During the meeting, Huffman fielded questions from constituents about COVID-19 variants. There are four major mutations, though they haven't all shown themselves in the U.S., Coren said. These include a United Kingdom mutation that’s proved to be more easily transmissible, a South African version, a variant from Brazil and one detected in California.
According to Coren, the South African variant may be more aggressive and resistant to the vaccine than the original COVID-19 virus. There isn’t much known yet about the Brazil and California mutations.
“The state is embarking on genome analysis to be sure which ones are here and if there are any new (variants) coming up,” Coren said.
When asked about whether local concern exists about new COVID-19 variants showing up in Del Norte County, Rehwaldt said the public health lab that’s local to the area is still learning how to do genomic sequencing for virus mutations.

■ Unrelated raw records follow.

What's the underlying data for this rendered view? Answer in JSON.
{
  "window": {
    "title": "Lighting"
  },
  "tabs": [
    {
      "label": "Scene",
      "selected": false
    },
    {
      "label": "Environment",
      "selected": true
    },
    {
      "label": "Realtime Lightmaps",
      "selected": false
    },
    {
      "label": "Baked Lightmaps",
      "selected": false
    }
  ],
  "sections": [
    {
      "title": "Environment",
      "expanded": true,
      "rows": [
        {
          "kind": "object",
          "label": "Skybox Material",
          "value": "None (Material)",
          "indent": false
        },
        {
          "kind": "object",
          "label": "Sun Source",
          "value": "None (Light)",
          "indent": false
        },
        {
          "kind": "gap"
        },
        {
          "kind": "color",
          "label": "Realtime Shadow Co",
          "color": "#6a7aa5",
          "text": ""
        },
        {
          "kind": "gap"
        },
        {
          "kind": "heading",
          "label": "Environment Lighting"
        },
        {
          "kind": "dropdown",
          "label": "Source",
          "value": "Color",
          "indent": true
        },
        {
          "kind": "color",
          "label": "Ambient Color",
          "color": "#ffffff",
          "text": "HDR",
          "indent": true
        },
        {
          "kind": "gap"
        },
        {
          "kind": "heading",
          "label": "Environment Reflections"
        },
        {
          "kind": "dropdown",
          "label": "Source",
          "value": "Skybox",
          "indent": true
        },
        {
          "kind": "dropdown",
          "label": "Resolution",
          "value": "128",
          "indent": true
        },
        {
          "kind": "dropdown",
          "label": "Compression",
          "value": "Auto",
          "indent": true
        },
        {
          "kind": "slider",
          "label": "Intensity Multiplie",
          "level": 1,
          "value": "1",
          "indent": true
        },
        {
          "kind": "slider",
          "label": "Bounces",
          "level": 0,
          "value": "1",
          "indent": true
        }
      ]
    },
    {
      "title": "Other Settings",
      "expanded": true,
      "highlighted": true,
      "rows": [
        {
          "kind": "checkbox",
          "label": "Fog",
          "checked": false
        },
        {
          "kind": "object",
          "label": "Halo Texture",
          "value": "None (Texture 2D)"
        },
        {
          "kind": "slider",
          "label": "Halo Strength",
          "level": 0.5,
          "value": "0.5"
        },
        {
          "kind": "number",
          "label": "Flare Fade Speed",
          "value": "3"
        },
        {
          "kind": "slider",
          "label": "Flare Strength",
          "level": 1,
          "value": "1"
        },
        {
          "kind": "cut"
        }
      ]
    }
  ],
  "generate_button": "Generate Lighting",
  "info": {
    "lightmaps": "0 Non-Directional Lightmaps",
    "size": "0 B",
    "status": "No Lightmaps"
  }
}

He noted that new variations of the COVID-19 virus has shown up in the southern part of the state, but they could make their way north.
“I’m not particularly worried at the moment,” Rehwaldt said. “I’m more worried about the impact on California as a whole. It could create another surge. A spring surge would be very unfortunate just coming off the fall and winter surge. Things look a little bit better statewide and locally it would be unfortunate to have something else change the numbers again.”
In Del Norte County, two new cases were reported to the Public Health Branch on Wednesday for a total of 26 active cases. Between Jan. 24-30 the county had eight active cases and between Jan. 17-23, there were 16 active cases.
Del Norte County is in the most restrictive Purple Tier on the state’s color-coded Blueprint for a Safer Economy, something that’s assigned based on data, Rehwaldt said. State officials will tell county officials when it’s safe to relax safety measures, he said.
“There’s a good chance we could move into the red tier in the next week or two,” Rehwaldt told the Outpost, though he didn’t want to “pin a date on it.” “Our case numbers, they’ve been up and down, but generally they’re on the much lower end of where we were a month and a half ago. Things are looking potentially very good for moving up the tiers. That would be a good thing for the community.”